Kythira Island




May 2, 2015

Here’s a brief discussion:

“You have a strategic decision to make,” observed my New York friend David L. when I told him of my upcoming journey to Athens and The Balkans.

“I have already made that decision,” I responded.  “As an alternative to sailing east from Athens to visit the ever popular Greek Islands, I am driving west to the Peloponnese peninsula.  I anticipate a destination of rich diversity and ample rewards.”

But, once on the Peloponnese, I cannot resist at least one island.  The Ionian island of Kythira is my choice.  (I had never heard of it.   Have you?)

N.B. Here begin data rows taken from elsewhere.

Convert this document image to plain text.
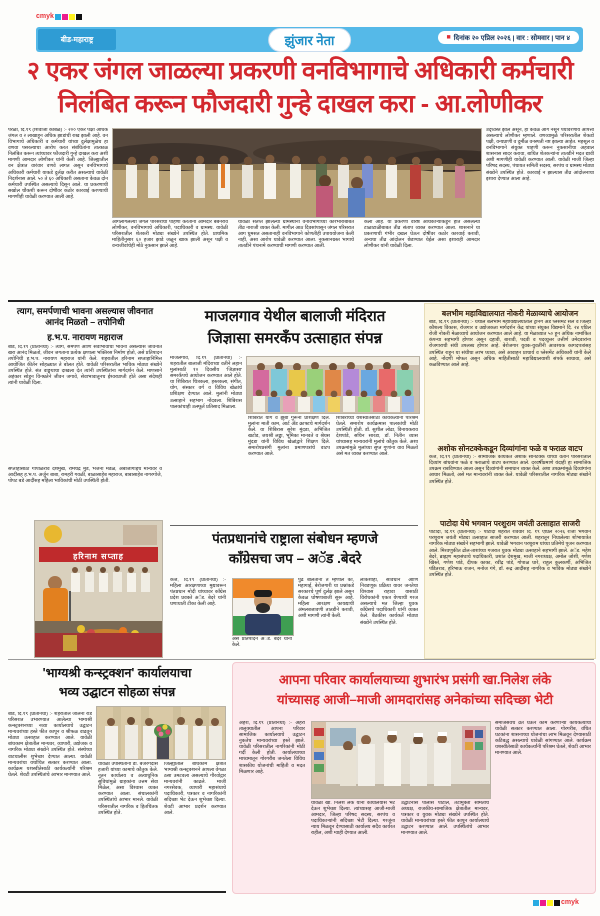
cmyk
बीड-महाराष्ट्र	झुंजार नेता	■ दिनांक २० एप्रिल २०२६ | वार : सोमवार | पान ४
२ एकर जंगल जाळल्या प्रकरणी वनविभागाचे अधिकारी कर्मचारी
निलंबित करून फौजदारी गुन्हे दाखल करा - आ.लोणीकर
परळी, दि.१९ (शिवाजी कांबळे) :- २०० एकर पेक्षा अधिक जंगल व २ लाखाहून अधिक झाडांची राख झाली आहे. वन विभागाचे अधिकारी व कर्मचारी यांच्या दुर्लक्षामुळेच हा वणवा पसरल्याचा आरोप करत संबंधितांना तात्काळ निलंबित करून त्यांच्यावर फौजदारी गुन्हे दाखल करा अशी मागणी आमदार लोणीकर यांनी केली आहे. जिल्ह्यातील वन क्षेत्रात वारंवार वणवे लागत असून वनविभागाचे अधिकारी कर्मचारी याकडे दुर्लक्ष करीत असल्याचे यावेळी निदर्शनास आले. ५० ते ६० अधिकारी असताना केवळ दोन कर्मचारी उपस्थित असल्याचे दिसून आले. या प्रकरणाची सखोल चौकशी करून दोषींवर कठोर कारवाई करण्याची मागणीही यावेळी करण्यात आली आहे.
आगलागलेल्या जंगल परिसराची पाहणी करताना आमदार बबनराव लोणीकर, वनविभागाचे अधिकारी, पदाधिकारी व ग्रामस्थ. यावेळी परिसरातील शेतकरी मोठ्या संख्येने उपस्थित होते. प्राथमिक माहितीनुसार ६० हजार झाडे जळून खाक झाली असून पक्षी व वन्यजीवांचेही मोठे नुकसान झाले आहे.
यावेळी संतप्त झालेल्या ग्रामस्थांनी वनविभागाच्या कारभाराबाबत तीव्र नाराजी व्यक्त केली. मागील आठ दिवसांपासून जंगल परिसरात आग धुमसत असतानाही वनविभागाने कोणतीही उपाययोजना केली नाही, असा आरोप यावेळी करण्यात आला. नुकसानग्रस्त भागाचे तातडीने पंचनामे करण्याची मागणी करण्यात आली.
केला आहे. या प्रकरणी वरिष्ठ अधिकाऱ्यांकडून होत असलेल्या टाळाटाळीबाबत तीव्र संताप व्यक्त करण्यात आला. शासनाने या प्रकरणाची गंभीर दखल घेऊन दोषींवर कठोर कारवाई करावी, अन्यथा तीव्र आंदोलन छेडण्यात येईल असा इशाराही आमदार लोणीकर यांनी यावेळी दिला.
उद्ध्वस्त झाले असून, ही केवळ आग नसून पर्यावरणीय आपत्ती असल्याचे लोणीकर म्हणाले. वणव्यामुळे परिसरातील शेकडो पक्षी, वन्यप्राणी व दुर्मीळ वनस्पती नष्ट झाल्या आहेत. महसूल व वनविभागाने संयुक्त पाहणी करून नुकसानीचा अहवाल शासनास सादर करावा, बाधित शेतकऱ्यांना तातडीने मदत द्यावी अशी मागणीही यावेळी करण्यात आली. यावेळी माजी जिल्हा परिषद सदस्य, पंचायत समिती सदस्य, सरपंच व ग्रामस्थ मोठ्या संख्येने उपस्थित होते. कारवाई न झाल्यास तीव्र आंदोलनाचा इशारा देण्यात आला आहे.
त्याग, समर्पणाची भावना असल्यास जीवनात आनंद मिळतो – तपोनिधी
ह.भ.प. नारायण महाराज
बीड, दि.१९ (प्रतिनिधी) :- त्याग, समर्पण आणि सेवाभावाची भावना असल्यास जीवनात खरा आनंद मिळतो, जीवन जगताना प्रत्येक क्षणाला भक्तिरस निर्माण होतो, असे प्रतिपादन तपोनिधी ह.भ.प. नारायण महाराज यांनी केले. शहरातील हरिनाम सप्ताहानिमित्त आयोजित कीर्तन सोहळ्यात ते बोलत होते. यावेळी परिसरातील भाविक मोठ्या संख्येने उपस्थित होते. संत वाङ्मयाचा दाखला देत त्यांनी उपस्थितांना मार्गदर्शन केले. माणसाने अहंकार सोडून विनम्रतेने जीवन जगावे, सेवाभावातूनच ईश्वरप्राप्ती होते असा संदेशही त्यांनी यावेळी दिला.
सप्ताहासाठी गोपाळराव देशमुख, रामचंद्र मुंडे, भजनी मंडळ, अंबाजोगाईचे मान्यवर व आदींसह ह.भ.प. अर्जुन बाबा, रामहरी गवळी, बाळासाहेब महाराज, बाबासाहेब नागरगोजे, पोपट बडे आदींसह महिला भाविकांची मोठी उपस्थिती होती.
हरिनाम सप्ताह
माजलगाव येथील बालाजी मंदिरात
जिज्ञासा समरकँप उत्साहात संपन्न
माजलगाव, दि.१९ (प्रतिनिधी) :- शहरातील बालाजी मंदिराच्या वतीने लहान मुलांसाठी १० दिवसीय 'जिज्ञासा' समरकँपचे आयोजन करण्यात आले होते. या शिबिरात चित्रकला, हस्तकला, संगीत, योग, संस्कार वर्ग व विविध खेळांचे प्रशिक्षण देण्यात आले. मुलांनी मोठ्या उत्साहाने सहभाग नोंदवला. शिबिरास पालकांचाही उत्स्फूर्त प्रतिसाद मिळाला.
शिबिरात योग व झुंबा गुरूंनी प्रशिक्षण दिले. मुलांना माती काम, आर्ट अँड क्राफ्टचे मार्गदर्शन केले. या शिबिरास सुरेश मुंदडा, अभिजित खटोड, जयश्री लड्डा, भूमिका मानवते व श्रेयस मुंदडा यांनी विविध खेळांद्वारे शिक्षण दिले. समारोपप्रसंगी मुलांना प्रमाणपत्रांचे वाटप करण्यात आले.
शिबिराच्या यशस्वीतेसाठी कार्यकर्त्यांनी परिश्रम घेतले. समारोप कार्यक्रमास पालकांची मोठी उपस्थिती होती. डॉ. सुशील लोढा, विनायकराव देशपांडे, सचिन सारडा, डॉ. नितीन व्यास यांच्यासह मान्यवरांनी मुलांचे कौतुक केले. अशा उपक्रमांमुळे मुलांच्या सुप्त गुणांना वाव मिळतो असे मत व्यक्त करण्यात आले.
पंतप्रधानांचे राष्ट्राला संबोधन म्हणजे
काँग्रेसचा जप – अॅड .बेदरे
केज, दि.१९ (प्रतिनिधी) :- महिला आरक्षणाच्या मुद्यावरून पंतप्रधान मोदी यांच्यावर काँग्रेस प्रदेश प्रवक्ते अॅड. बेदरे यांनी घणाघाती टीका केली आहे.
असे प्रतिपादन अॅड. बेदरे यांनी केले.
पुढे बोलताना ते म्हणाले की, महागाई, बेरोजगारी या प्रश्नांकडे सरकारचे पूर्ण दुर्लक्ष झाले असून केवळ घोषणाबाजी सुरू आहे. महिला आरक्षण कायद्याची अंमलबजावणी तातडीने करावी, अशी मागणी त्यांनी केली.
लोकशाही, संविधान आणि निवडणूक प्रक्रिया यावर जनतेचा विश्वास राहावा यासाठी विरोधकांनी एकत्र येण्याची गरज असल्याचे मत जिल्हा युवक काँग्रेसचे पदाधिकारी यांनी व्यक्त केले. बैठकीस कार्यकर्ते मोठ्या संख्येने उपस्थित होते.
बलभीम महाविद्यालयात नोकरी मेळाव्याचे आयोजन
बीड, दि.१९ (प्रतिनिधी) :- येथील बलभीम महाविद्यालयातील ट्रेनिंग अँड प्लेसमेंट सेल व जिल्हा कौशल्य विकास, रोजगार व उद्योजकता मार्गदर्शन केंद्र यांच्या संयुक्त विद्यमाने दि. २४ एप्रिल रोजी नोकरी मेळाव्याचे आयोजन करण्यात आले आहे. या मेळाव्यात ५० हून अधिक नामांकित कंपन्या सहभागी होणार असून दहावी, बारावी, पदवी व पदव्युत्तर उत्तीर्ण उमेदवारांना रोजगाराची संधी उपलब्ध होणार आहे. बेरोजगार युवक-युवतींनी आवश्यक कागदपत्रांसह उपस्थित राहून या संधीचा लाभ घ्यावा, असे आवाहन प्राचार्य व प्लेसमेंट अधिकारी यांनी केले आहे. नोंदणी मोफत असून अधिक माहितीसाठी महाविद्यालयाशी संपर्क साधावा, असे कळविण्यात आले आहे.
अशोक सोनटक्केकडून दिव्यांगांना फळे व फराळ वाटप
केज, दि.१९ (प्रतिनिधी) :- सामाजिक कार्यकर्ते अशोक सोनटक्के यांच्या वतीने परिसरातील दिव्यांग बांधवांना फळे व फराळाचे वाटप करण्यात आले. दरवर्षीप्रमाणे यंदाही हा सामाजिक उपक्रम राबविण्यात आला असून दिव्यांगांनी समाधान व्यक्त केले. अशा उपक्रमांमुळे दिव्यांगांना आधार मिळतो, असे मत मान्यवरांनी व्यक्त केले. यावेळी परिसरातील नागरिक मोठ्या संख्येने उपस्थित होते.
पाटोदा येथे भगवान परशुराम जयंती उत्साहात साजरी
पाटोदा, दि.१९ (प्रतिनिधी) :- पाटोदा शहरात रविवार दि. १९ एप्रिल २०२६ रोजी भगवान परशुराम जयंती मोठ्या उत्साहात साजरी करण्यात आली. शहरातून निघालेल्या शोभायात्रेत नागरिक मोठ्या संख्येने सहभागी झाले. यावेळी भगवान परशुराम यांच्या प्रतिमेचे पूजन करण्यात आले. मिरवणुकीत ढोल-ताशांच्या गजरात युवक मोठ्या उत्साहाने सहभागी झाले. अॅड. महेश बेदरे, ब्राह्मण महासंघाचे पदाधिकारी, प्रशांत देशमुख, माजी नगराध्यक्ष, अमोल जोशी, गणेश खिस्ते, गणेश पांडे, दीपक काका, रवींद्र पांडे, गोपाळ घारे, राहुल कुलकर्णी, अभिजित पंडितराव, हरिभाऊ राजन, मनोज गंगे, डॉ. रूद्र आदींसह नागरिक व भाविक मोठ्या संख्येने उपस्थित होते.
'भाग्यश्री कन्स्ट्रक्शन' कार्यालयाचा
भव्य उद्घाटन सोहळा संपन्न
बीड, दि.१९ (प्रतिनिधी) :- शहरातील जालना रोड परिसरात उभारण्यात आलेल्या भाग्यश्री कन्स्ट्रक्शनच्या नव्या कार्यालयाचे उद्घाटन मान्यवरांच्या हस्ते फीत कापून व श्रीफळ वाढवून मोठ्या उत्साहात करण्यात आले. यावेळी बांधकाम क्षेत्रातील मान्यवर, व्यापारी, उद्योजक व नागरिक मोठ्या संख्येने उपस्थित होते. संस्थेच्या वाटचालीस शुभेच्छा देण्यात आल्या. यावेळी मान्यवरांचा यथोचित सत्कार करण्यात आला. कार्यक्रम यशस्वीतेसाठी कार्यकर्त्यांनी परिश्रम घेतले. शेवटी उपस्थितांचे आभार मानण्यात आले.
यावेळी उपस्थितांनी डॉ. बजरंगदास हजारी यांच्या कामाचे कौतुक केले. नूतन कार्यालय व अत्याधुनिक सुविधांमुळे ग्राहकांना उत्तम सेवा मिळेल, असा विश्वास व्यक्त करण्यात आला. संचालकांनी उपस्थितांचे आभार मानले. यावेळी परिसरातील नागरिक व हितचिंतक उपस्थित होते.
जिल्ह्यातील बांधकाम क्षेत्रात भाग्यश्री कन्स्ट्रक्शनने आपला वेगळा ठसा उमटवला असल्याचे गौरवोद्गार मान्यवरांनी काढले. माजी नगरसेवक, व्यापारी महासंघाचे पदाधिकारी, पत्रकार व नागरिकांनी सदिच्छा भेट देऊन शुभेच्छा दिल्या. शेवटी आभार प्रदर्शन करण्यात आले.
आपना परिवार कार्यालयाच्या शुभारंभ प्रसंगी खा.निलेश लंके
यांच्यासह आजी–माजी आमदारांसह अनेकांच्या सदिच्छा भेटी
अहेरी, दि.१९ (प्रतिनिधी) :- अहेरी तालुक्यातील आपना परिवार सामाजिक कार्यालयाचे उद्घाटन नुकतेच मान्यवरांच्या हस्ते झाले. यावेळी परिसरातील नागरिकांनी मोठी गर्दी केली होती. कार्यालयाच्या माध्यमातून गोरगरीब जनतेला विविध शासकीय योजनांची माहिती व मदत मिळणार आहे.
यावेळी खा. निलेश लंके यांनी कार्यालयास भेट देऊन शुभेच्छा दिल्या. त्यांच्यासह आजी-माजी आमदार, जिल्हा परिषद सदस्य, सरपंच व पदाधिकाऱ्यांनी सदिच्छा भेटी दिल्या. गरजूंना न्याय मिळवून देण्यासाठी कार्यालय सदैव कार्यरत राहील, अशी ग्वाही देण्यात आली.
उद्घाटनास पोलीस पाटील, तंटामुक्ती समितीचे अध्यक्ष, राजकीय-सामाजिक क्षेत्रातील मान्यवर, पत्रकार व युवक मोठ्या संख्येने उपस्थित होते. यावेळी मान्यवरांच्या हस्ते फीत कापून कार्यालयाचे उद्घाटन करण्यात आले. उपस्थितांचे आभार मानण्यात आले.
समाजसेवेचे व्रत घेऊन काम करणाऱ्या कार्यकर्त्यांचा यावेळी सत्कार करण्यात आला. गोरगरीब, वंचित घटकांना शासनाच्या योजनांचा लाभ मिळवून देण्यासाठी कटिबद्ध असल्याचे यावेळी सांगण्यात आले. कार्यक्रम यशस्वीतेसाठी कार्यकर्त्यांनी परिश्रम घेतले, शेवटी आभार मानण्यात आले.
cmyk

At the southern port town of Neapolis, I drive my little car on to the Porfyrousa Ferry.  The ship-hand directs me into a cubbyhole of a space.  Huge tour buses and monstrous trucks lumber up the ramp and join me in the hold.

After the pleasant one-hour sail out of the Bay of Neapolis and across the Gulf of Laconia, I find my way across the island to the small town of Livadi and my little guest house where I plan to relax for a couple of quiet days.

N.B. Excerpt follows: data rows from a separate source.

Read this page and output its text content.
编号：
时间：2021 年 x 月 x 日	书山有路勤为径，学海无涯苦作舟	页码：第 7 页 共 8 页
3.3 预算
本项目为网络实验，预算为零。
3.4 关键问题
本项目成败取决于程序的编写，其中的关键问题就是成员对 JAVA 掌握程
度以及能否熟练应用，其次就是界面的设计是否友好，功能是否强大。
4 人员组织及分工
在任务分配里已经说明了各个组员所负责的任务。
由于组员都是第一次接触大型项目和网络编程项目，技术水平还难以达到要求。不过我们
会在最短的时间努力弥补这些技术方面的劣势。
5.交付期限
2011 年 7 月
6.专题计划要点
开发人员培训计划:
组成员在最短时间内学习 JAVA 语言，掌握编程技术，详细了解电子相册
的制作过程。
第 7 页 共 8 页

I take an early morning stroll in the golden-green countryside. 

I visit the peaceful neighborhood church that displays an extensive collection of Byzantine art. 

Cats doze in the sun.

The highlight of my island idyll is the vigorous hike up to the ramparts of the Chora Castle that guards the southern tip of the island.  The vista of smooth blue sea is my reward and well worth the effort to reach the top.

Hey, I know it’s not Santorini with its picturesque houses of blue and white.   It’s not Mykonos with its notorious nightlife.   It’s just my little (not so little) Kythira Island, favored by Greek tourists for its long history, strategic importance, a few blue and white houses, the un-crowded beach, and the (not so few) gift and antique shops.  

And now, at one of the shops, there’s another decision for me to make.  Do I negotiate for only one hand-painted, terracotta, antique plate?  Or two!